La femelle du 16ème

Cathy Galliègue

Ce quartier du 16ème arrondissement était peuplé d'animaux étranges, essentiellement des femelles à poils longs et à peaux lisses.

Le mâle peu visible de jour, était occupé à rapporter à sa femelle son butin quotidien. Tendus comme des arbalètes, les visages sans expressions affichaient une moue boudeuse imposée par le repulpage massif des babines.

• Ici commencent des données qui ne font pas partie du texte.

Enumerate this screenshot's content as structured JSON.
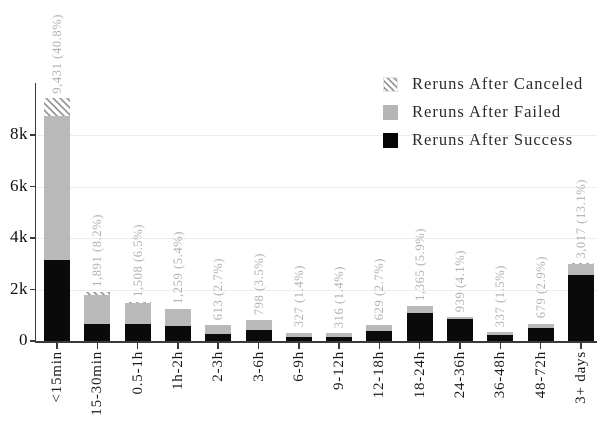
{
  "colors": {
    "bar_success": "#0a0a0a",
    "bar_failed": "#b9b9b9",
    "hatch_line": "#9a9a9a",
    "gridline": "#ececec",
    "axis": "#3a3a3a",
    "value_label": "#b1b1b1",
    "tick_label": "#1a1a1a"
  },
  "chart_data": {
    "type": "bar",
    "stacked": true,
    "title": "",
    "xlabel": "",
    "ylabel": "",
    "grid": "horizontal",
    "categories": [
      "<15min",
      "15-30min",
      "0.5-1h",
      "1h-2h",
      "2-3h",
      "3-6h",
      "6-9h",
      "9-12h",
      "12-18h",
      "18-24h",
      "24-36h",
      "36-48h",
      "48-72h",
      "3+ days"
    ],
    "bar_labels": [
      "9,431 (40.8%)",
      "1,891 (8.2%)",
      "1,508 (6.5%)",
      "1,259 (5.4%)",
      "613 (2.7%)",
      "798 (3.5%)",
      "327 (1.4%)",
      "316 (1.4%)",
      "629 (2.7%)",
      "1,365 (5.9%)",
      "939 (4.1%)",
      "337 (1.5%)",
      "679 (2.9%)",
      "3,017 (13.1%)"
    ],
    "totals": [
      9431,
      1891,
      1508,
      1259,
      613,
      798,
      327,
      316,
      629,
      1365,
      939,
      337,
      679,
      3017
    ],
    "series": [
      {
        "name": "Reruns After Success",
        "style": "black",
        "values": [
          3150,
          650,
          650,
          600,
          280,
          430,
          160,
          150,
          400,
          1080,
          840,
          250,
          510,
          2550
        ]
      },
      {
        "name": "Reruns After Failed",
        "style": "gray",
        "values": [
          5601,
          1151,
          818,
          634,
          333,
          368,
          167,
          166,
          229,
          285,
          99,
          87,
          169,
          427
        ]
      },
      {
        "name": "Reruns After Canceled",
        "style": "hatch",
        "values": [
          680,
          90,
          40,
          25,
          0,
          0,
          0,
          0,
          0,
          0,
          0,
          0,
          0,
          40
        ]
      }
    ],
    "y_axis": {
      "ticks": [
        "0",
        "2k",
        "4k",
        "6k",
        "8k"
      ],
      "tick_values": [
        0,
        2000,
        4000,
        6000,
        8000
      ],
      "ylim": [
        0,
        10000
      ]
    },
    "legend": {
      "position": "upper-right",
      "entries": [
        "Reruns After Canceled",
        "Reruns After Failed",
        "Reruns After Success"
      ]
    }
  }
}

Le tout était crayonné, badigeonné et mis en lumière par les plus grandes marques. La crinière se voulait résolument balayée, ni trop courte ni trop longue dans un mouvement souple et faussement décontracté. Le chic absolu du coiffé-décoiffé sans avoir l'air mais en ayant l'air un peu quand même… Tout un art.

Ça regardait le reste du monde de haut. Ou plutôt non, ça ne le regardait pas. Ça le survolait. Ça surnageait au-dessus de la populace, interpelait le petit commerçant par son prénom avec une condescendance poisseuse, ça comptait ses sourires artificiels, les distillait à doses homéopathiques et à qui de droit.

Ça s'écoutait parler. C'était ridicule mais ça ne le savait pas…. ça ne l'envisageait même pas !

Pour rien au monde je n'aurais échangé ma vie contre la leur. Je leur laissais leurs appartements de standing, leurs maris très riches et très absents, leurs chiwawas, leurs chirurgiens esthétiques, leurs carrés Hermès et leurs cœurs tout secs.

Peu m'importait la faune environnante, j'avais déjà vu pire.